1) HF11636 Birrell F, Croft P, Cooper C, Hosie G, Macfarlane G, Silman A; PCR Hip Study Group. Predicting radiographic hip osteoarthritis from range of movement. Rheumatology (Oxford). 2001;40(5):506-12.
2) HF10296 Arokoski MH, Haara M, Helminen HJ, Arokoski JP. Physical function in men with and without hip osteoarthritis. Arch Phys Med Rehabil. 2004;85(4):574-81.
3) HF11835 Bierma-Zeinstra SM, Oster JD, Bernsen RM, Verhaar JA, Ginai AZ, Bohnen AM. Joint space narrowing and relationship with symptoms and signs in adults consulting for hip pain in primary care. J Rheumatol. 2002;29(8):1713-8.
4) HF10591 Brown MD, Gomez-Marin O, Brookfield KF, Li PS. Differential diagnosis of hip disease versus spine disease. Clin Orthop Relat Res. 2004;(419):280-4.
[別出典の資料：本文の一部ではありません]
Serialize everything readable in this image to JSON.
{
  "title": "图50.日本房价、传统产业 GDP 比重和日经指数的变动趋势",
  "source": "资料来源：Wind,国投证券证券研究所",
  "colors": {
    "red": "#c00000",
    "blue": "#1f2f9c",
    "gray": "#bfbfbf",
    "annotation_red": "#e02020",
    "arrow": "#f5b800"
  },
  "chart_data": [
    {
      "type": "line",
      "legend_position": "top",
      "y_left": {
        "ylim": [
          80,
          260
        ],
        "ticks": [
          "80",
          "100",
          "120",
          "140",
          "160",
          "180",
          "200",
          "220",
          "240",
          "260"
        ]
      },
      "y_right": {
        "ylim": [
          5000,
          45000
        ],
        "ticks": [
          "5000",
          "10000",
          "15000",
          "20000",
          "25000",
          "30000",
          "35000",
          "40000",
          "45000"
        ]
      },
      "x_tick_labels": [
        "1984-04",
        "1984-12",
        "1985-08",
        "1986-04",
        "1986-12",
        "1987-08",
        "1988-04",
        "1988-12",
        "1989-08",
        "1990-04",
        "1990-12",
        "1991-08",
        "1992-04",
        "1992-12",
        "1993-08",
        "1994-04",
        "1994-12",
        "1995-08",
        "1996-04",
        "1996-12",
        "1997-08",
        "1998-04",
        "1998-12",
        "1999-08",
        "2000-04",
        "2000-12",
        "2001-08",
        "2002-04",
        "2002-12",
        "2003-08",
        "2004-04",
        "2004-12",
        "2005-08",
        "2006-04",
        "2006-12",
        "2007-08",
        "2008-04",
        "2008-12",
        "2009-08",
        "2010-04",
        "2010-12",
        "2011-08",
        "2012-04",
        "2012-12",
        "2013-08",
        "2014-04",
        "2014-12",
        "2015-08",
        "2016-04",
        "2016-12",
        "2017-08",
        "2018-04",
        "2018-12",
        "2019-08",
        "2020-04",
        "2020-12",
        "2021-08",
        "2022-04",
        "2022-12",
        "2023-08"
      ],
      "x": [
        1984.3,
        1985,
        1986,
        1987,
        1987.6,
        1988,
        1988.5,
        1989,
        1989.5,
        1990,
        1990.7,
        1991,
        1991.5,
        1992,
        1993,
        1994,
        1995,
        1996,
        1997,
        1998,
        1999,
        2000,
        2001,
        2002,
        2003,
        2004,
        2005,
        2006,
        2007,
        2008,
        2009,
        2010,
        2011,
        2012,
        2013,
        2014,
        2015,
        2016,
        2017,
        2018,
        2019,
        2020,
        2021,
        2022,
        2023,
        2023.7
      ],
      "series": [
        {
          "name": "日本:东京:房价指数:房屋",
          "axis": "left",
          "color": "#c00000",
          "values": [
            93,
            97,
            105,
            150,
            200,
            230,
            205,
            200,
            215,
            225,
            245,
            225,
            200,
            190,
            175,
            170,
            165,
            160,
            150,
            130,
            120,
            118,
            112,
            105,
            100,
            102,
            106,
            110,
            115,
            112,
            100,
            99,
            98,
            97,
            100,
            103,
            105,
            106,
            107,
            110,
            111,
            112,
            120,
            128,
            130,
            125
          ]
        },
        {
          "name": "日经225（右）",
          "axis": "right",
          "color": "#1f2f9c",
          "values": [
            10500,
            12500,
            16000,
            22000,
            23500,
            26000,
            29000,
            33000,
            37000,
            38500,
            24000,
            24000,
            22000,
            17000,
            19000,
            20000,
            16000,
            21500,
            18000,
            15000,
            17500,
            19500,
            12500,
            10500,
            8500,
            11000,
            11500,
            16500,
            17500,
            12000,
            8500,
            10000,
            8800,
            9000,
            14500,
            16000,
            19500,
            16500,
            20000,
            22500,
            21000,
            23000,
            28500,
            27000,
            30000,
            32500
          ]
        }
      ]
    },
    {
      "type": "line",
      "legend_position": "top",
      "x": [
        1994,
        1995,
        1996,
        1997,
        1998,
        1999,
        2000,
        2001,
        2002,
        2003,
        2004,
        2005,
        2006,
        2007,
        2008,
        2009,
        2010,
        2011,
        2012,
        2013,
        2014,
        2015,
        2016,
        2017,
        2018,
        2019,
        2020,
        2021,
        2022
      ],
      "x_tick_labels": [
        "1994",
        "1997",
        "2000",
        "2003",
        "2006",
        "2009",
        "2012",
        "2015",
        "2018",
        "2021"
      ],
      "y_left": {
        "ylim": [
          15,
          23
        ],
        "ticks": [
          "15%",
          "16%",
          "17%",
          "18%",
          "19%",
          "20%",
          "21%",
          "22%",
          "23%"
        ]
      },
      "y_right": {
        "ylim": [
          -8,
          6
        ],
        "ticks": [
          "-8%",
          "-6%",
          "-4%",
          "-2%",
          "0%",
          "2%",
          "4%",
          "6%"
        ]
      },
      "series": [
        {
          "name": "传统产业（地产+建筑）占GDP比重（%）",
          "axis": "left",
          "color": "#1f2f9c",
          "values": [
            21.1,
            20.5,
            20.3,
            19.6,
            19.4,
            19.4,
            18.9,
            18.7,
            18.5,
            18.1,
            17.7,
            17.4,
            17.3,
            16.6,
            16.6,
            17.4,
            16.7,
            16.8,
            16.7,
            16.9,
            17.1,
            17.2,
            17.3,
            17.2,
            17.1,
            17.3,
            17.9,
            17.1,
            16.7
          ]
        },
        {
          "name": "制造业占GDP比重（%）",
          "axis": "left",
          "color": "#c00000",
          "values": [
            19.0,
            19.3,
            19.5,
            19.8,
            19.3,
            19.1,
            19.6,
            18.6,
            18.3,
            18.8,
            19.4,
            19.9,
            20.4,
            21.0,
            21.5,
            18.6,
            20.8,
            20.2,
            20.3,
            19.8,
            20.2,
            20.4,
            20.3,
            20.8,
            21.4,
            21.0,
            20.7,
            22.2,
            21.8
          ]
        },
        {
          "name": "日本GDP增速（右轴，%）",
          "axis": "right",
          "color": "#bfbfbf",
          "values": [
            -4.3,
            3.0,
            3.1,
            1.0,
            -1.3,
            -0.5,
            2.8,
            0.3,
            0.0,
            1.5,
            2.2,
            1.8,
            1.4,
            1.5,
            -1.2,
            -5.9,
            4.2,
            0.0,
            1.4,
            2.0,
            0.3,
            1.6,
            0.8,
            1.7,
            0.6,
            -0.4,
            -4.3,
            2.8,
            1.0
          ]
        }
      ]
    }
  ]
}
5) HJ10080 宮崎 清,野口康男,岡崎 賢,ほか.変形性股関節症における複合的股関節可動域の変化.Hip Joint. 1995;21:178-82.
6) HF11832 Hardcastle P, Nade S. The significance of the Trendelenburg test. J Bone Joint Surg Br. 1985;67(5):741-6.